La chimiothérapie adjuvante marchera bien au début. Mais le cancer de Guillaume va récidiver pendant la dernière des neuf chimiothérapies prévues. Et là, tous le savent – médecins, parents –, il n’y a pas de « solution ».
Aujourd’hui, Guillaume a laissé à la recherche, grâce au programme Mappyacts, le profil moléculaire de sa tumeur particulièrement agressive et ses cellules souches. Ses parents rêvent qu’il ait laissé les clés pour sauver des enfants.
Mais, pour cela, il faut soutenir la recherche fondamentale. La loi de finances pour 2019 a montré la voie en inscrivant un financement de 5 millions d’euros, pour coordonner l’engagement de plusieurs dizaines de chercheurs en pédo-oncologie.
La proposition de loi que nous examinons aujourd’hui est de nature à répondre aux enjeux de cette mobilisation, qui doit s’amplifier dans le sillage des plans Cancer successifs.

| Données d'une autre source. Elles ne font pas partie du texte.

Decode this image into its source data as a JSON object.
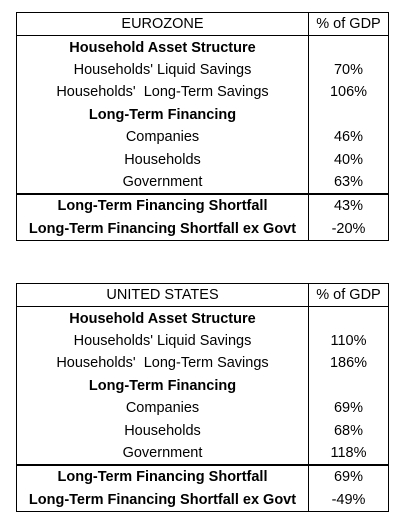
{
  "tables": [
    {
      "header": {
        "region": "EUROZONE",
        "unit": "% of GDP"
      },
      "rows": [
        {
          "label": "Household Asset Structure",
          "value": ""
        },
        {
          "label": "Households' Liquid Savings",
          "value": "70%"
        },
        {
          "label": "Households'  Long-Term Savings",
          "value": "106%"
        },
        {
          "label": "Long-Term Financing",
          "value": ""
        },
        {
          "label": "Companies",
          "value": "46%"
        },
        {
          "label": "Households",
          "value": "40%"
        },
        {
          "label": "Government",
          "value": "63%"
        },
        {
          "label": "Long-Term Financing Shortfall",
          "value": "43%"
        },
        {
          "label": "Long-Term Financing Shortfall ex Govt",
          "value": "-20%"
        }
      ]
    },
    {
      "header": {
        "region": "UNITED STATES",
        "unit": "% of GDP"
      },
      "rows": [
        {
          "label": "Household Asset Structure",
          "value": ""
        },
        {
          "label": "Households' Liquid Savings",
          "value": "110%"
        },
        {
          "label": "Households'  Long-Term Savings",
          "value": "186%"
        },
        {
          "label": "Long-Term Financing",
          "value": ""
        },
        {
          "label": "Companies",
          "value": "69%"
        },
        {
          "label": "Households",
          "value": "68%"
        },
        {
          "label": "Government",
          "value": "118%"
        },
        {
          "label": "Long-Term Financing Shortfall",
          "value": "69%"
        },
        {
          "label": "Long-Term Financing Shortfall ex Govt",
          "value": "-49%"
        }
      ]
    }
  ]
}
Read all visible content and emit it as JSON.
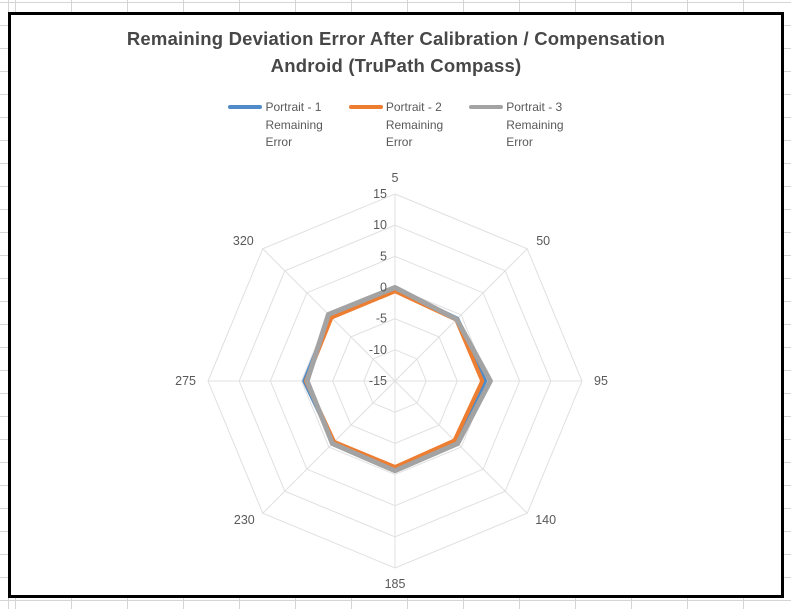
{
  "chart_data": {
    "type": "line",
    "subtype": "radar",
    "title": "Remaining Deviation Error After Calibration / Compensation Android (TruPath Compass)",
    "title_lines": [
      "Remaining Deviation Error After Calibration / Compensation",
      "Android (TruPath Compass)"
    ],
    "categories": [
      "5",
      "50",
      "95",
      "140",
      "185",
      "230",
      "275",
      "320"
    ],
    "axis": {
      "min": -15,
      "max": 15,
      "step": 5,
      "tick_labels": [
        "15",
        "10",
        "5",
        "0",
        "-5",
        "-10",
        "-15"
      ]
    },
    "series": [
      {
        "name": "Portrait - 1 Remaining Error",
        "label_lines": [
          "Portrait - 1",
          "Remaining",
          "Error"
        ],
        "color": "#4E8BC8",
        "values": [
          -0.2,
          -0.8,
          -0.5,
          -1.0,
          -0.8,
          -1.0,
          -0.4,
          -0.3
        ]
      },
      {
        "name": "Portrait - 2 Remaining Error",
        "label_lines": [
          "Portrait - 2",
          "Remaining",
          "Error"
        ],
        "color": "#ED7D31",
        "values": [
          -0.6,
          -1.1,
          -1.0,
          -1.5,
          -1.2,
          -1.2,
          -0.7,
          -0.6
        ]
      },
      {
        "name": "Portrait - 3 Remaining Error",
        "label_lines": [
          "Portrait - 3",
          "Remaining",
          "Error"
        ],
        "color": "#A3A3A3",
        "values": [
          0.0,
          -1.0,
          0.3,
          -0.8,
          -0.6,
          -0.8,
          -0.9,
          0.1
        ]
      }
    ],
    "legend_position": "top",
    "grid": true,
    "grid_color": "#E0E0E0",
    "label_color": "#595959",
    "title_color": "#474747"
  }
}
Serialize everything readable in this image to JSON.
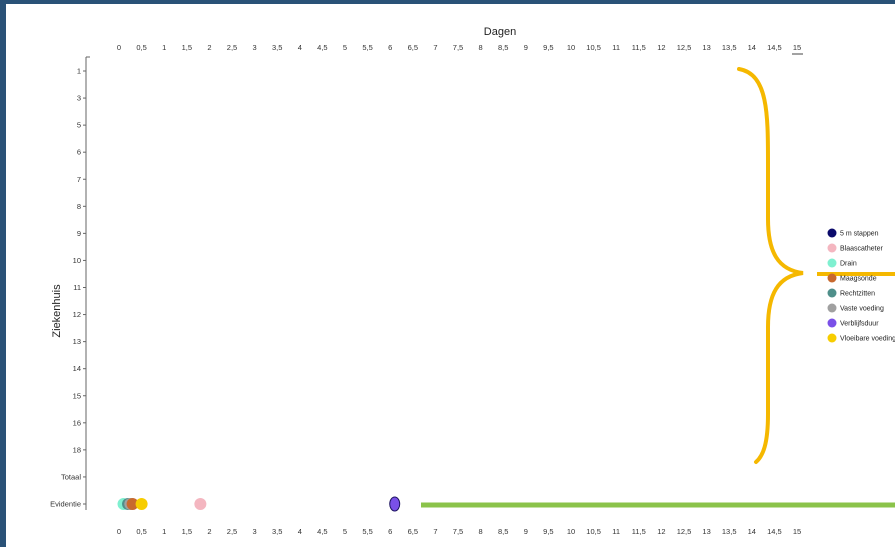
{
  "chart_data": {
    "type": "scatter",
    "xlabel": "Dagen",
    "ylabel": "Ziekenhuis",
    "xlim": [
      0,
      15
    ],
    "x_ticks": [
      "0",
      "0,5",
      "1",
      "1,5",
      "2",
      "2,5",
      "3",
      "3,5",
      "4",
      "4,5",
      "5",
      "5,5",
      "6",
      "6,5",
      "7",
      "7,5",
      "8",
      "8,5",
      "9",
      "9,5",
      "10",
      "10,5",
      "11",
      "11,5",
      "12",
      "12,5",
      "13",
      "13,5",
      "14",
      "14,5",
      "15"
    ],
    "y_categories": [
      "1",
      "3",
      "5",
      "6",
      "7",
      "8",
      "9",
      "10",
      "11",
      "12",
      "13",
      "14",
      "15",
      "16",
      "18",
      "Totaal",
      "Evidentie"
    ],
    "series": [
      {
        "name": "5 m stappen",
        "color": "#0b0a6b",
        "points": []
      },
      {
        "name": "Blaascatheter",
        "color": "#f4b6c0",
        "points": [
          {
            "x": 1.8,
            "y": "Evidentie"
          }
        ]
      },
      {
        "name": "Drain",
        "color": "#7ff0d0",
        "points": [
          {
            "x": 0.1,
            "y": "Evidentie"
          }
        ]
      },
      {
        "name": "Maagsonde",
        "color": "#c8692e",
        "points": [
          {
            "x": 0.3,
            "y": "Evidentie"
          }
        ]
      },
      {
        "name": "Rechtzitten",
        "color": "#4f8f8a",
        "points": [
          {
            "x": 0.2,
            "y": "Evidentie"
          }
        ]
      },
      {
        "name": "Vaste voeding",
        "color": "#a0a0a0",
        "points": [
          {
            "x": 0.25,
            "y": "Evidentie"
          }
        ]
      },
      {
        "name": "Verblijfsduur",
        "color": "#7a50e8",
        "points": [
          {
            "x": 6.1,
            "y": "Evidentie"
          }
        ]
      },
      {
        "name": "Vloeibare voeding",
        "color": "#f7cd00",
        "points": [
          {
            "x": 0.5,
            "y": "Evidentie"
          }
        ]
      }
    ],
    "legend_position": "right",
    "grid": false
  },
  "annotations": {
    "brace_color": "#f5b800",
    "arrow_color": "#f5b800",
    "evidence_bar_color": "#8bc34a"
  }
}
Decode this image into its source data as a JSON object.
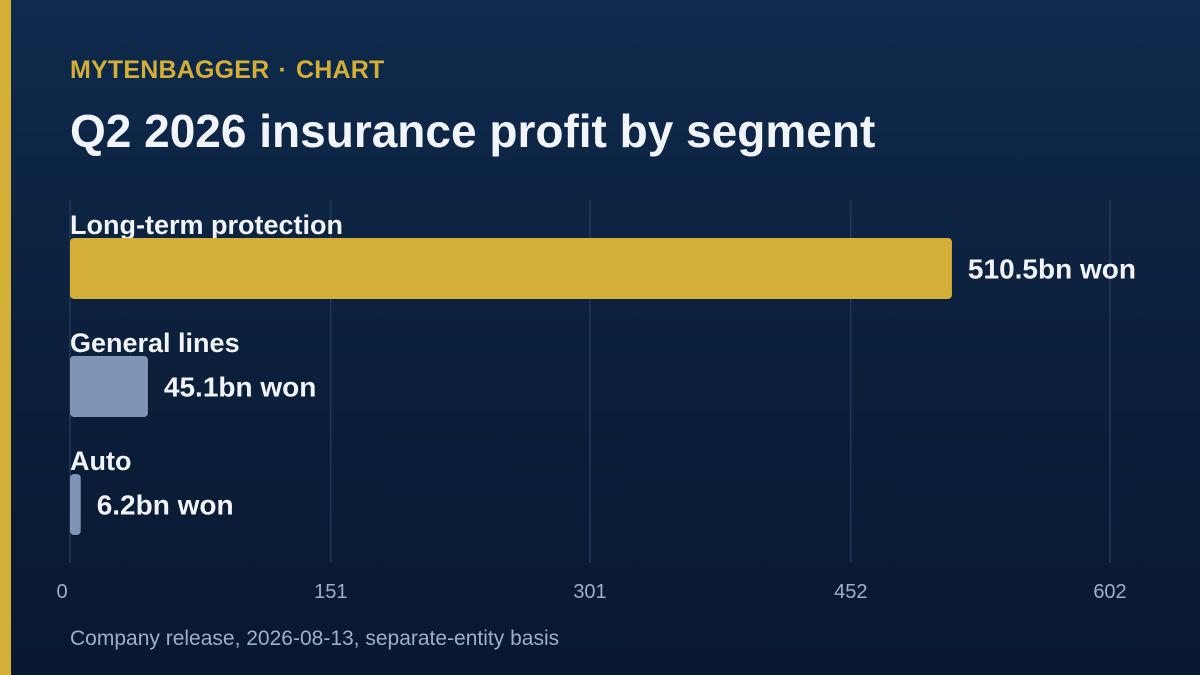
{
  "header": {
    "brand": "MYTENBAGGER",
    "separator": "·",
    "section": "CHART",
    "title": "Q2 2026 insurance profit by segment"
  },
  "footer": {
    "source": "Company release, 2026-08-13, separate-entity basis"
  },
  "colors": {
    "accent": "#d4af37",
    "secondary_bar": "#7f95b6",
    "background": "#0b1f3b",
    "gridline": "#2d4466",
    "text": "#f1f5fb",
    "muted_text": "#9db0c9"
  },
  "chart_data": {
    "type": "bar",
    "orientation": "horizontal",
    "categories": [
      "Long-term protection",
      "General lines",
      "Auto"
    ],
    "values": [
      510.5,
      45.1,
      6.2
    ],
    "value_labels": [
      "510.5bn won",
      "45.1bn won",
      "6.2bn won"
    ],
    "unit": "bn won",
    "xlim": [
      0,
      602
    ],
    "xticks": [
      0,
      151,
      301,
      452,
      602
    ],
    "xtick_labels": [
      "0",
      "151",
      "301",
      "452",
      "602"
    ],
    "grid": true,
    "legend": "none",
    "highlight_color": "#d4af37",
    "other_color": "#7f95b6"
  }
}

En faisant de l’Institut national du cancer le pivot d’une stratégie globale de lutte contre les cancers pédiatriques, coordonnée avec les organismes de recherche, les opérateurs publics et privés, les professionnels de santé et les patients, ce texte va dans le bon sens et permet d’envisager enfin les financements adéquats au développement de nouvelles thérapies spécifiques.
Je me réjouis aussi de la mesure de déplafonnement adoptée concernant la durée maximale d’allocation journalière de présence parentale. Elle permettra de répondre aux attentes des familles accompagnant un enfant dont la grave pathologie nécessite une présence soutenue et des soins souvent très contraignants.
Permettez-moi enfin de rappeler combien il est nécessaire que les anciens malades bénéficient d’un droit à l’oubli effectif. La maladie est une épreuve suffisamment lourde pour ne pas ajouter au combat des patients pour leur survie, une nouvelle épreuve consistant à quémander le droit d’emprunter, ou de s’assurer correctement, des années après leur guérison.
Je l’ai vécu à titre personnel à trente ans : après un cancer très lourd, il n’était pas normal que des banques ou assurances puissent répondre, au moment où l’on souhaite mordre la vie à pleine dent et réaliser un projet immobilier : « Chère madame, vous resterez une personne à risque toute votre vie ! » Certes, une loi a enfin été promulguée pour réparer cette injustice, mais il n’est pas rare encore – je le vois dans mon entourage – d’avoir des difficultés pour emprunter après cette maladie.
C’est pourquoi j’approuve sans réserve les dispositions de la proposition de loi qui engage les signataires de la convention nationale AERAS à ouvrir rapidement une négociation, pour que s’applique à l’ensemble des pathologies cancéreuses le délai de cinq ans au-delà duquel aucune information médicale, relative à ces maladies survenues avant l’âge de dix-huit ans, ne peut être recueillie par les organismes assureurs.
Certes, ce texte était perfectible et il aurait été judicieux de laisser au Sénat la possibilité de l’amender. Toutefois, dans l’intérêt des patients et pour engager sans tarder l’ensemble des acteurs à se mobiliser, nous le voterons dans sa version issue de l’Assemblée nationale.
Enfin, je soutiens, monsieur le secrétaire d’État, la demande de très nombreuses associations de voir les cancers pédiatriques devenir grande cause nationale en 2020.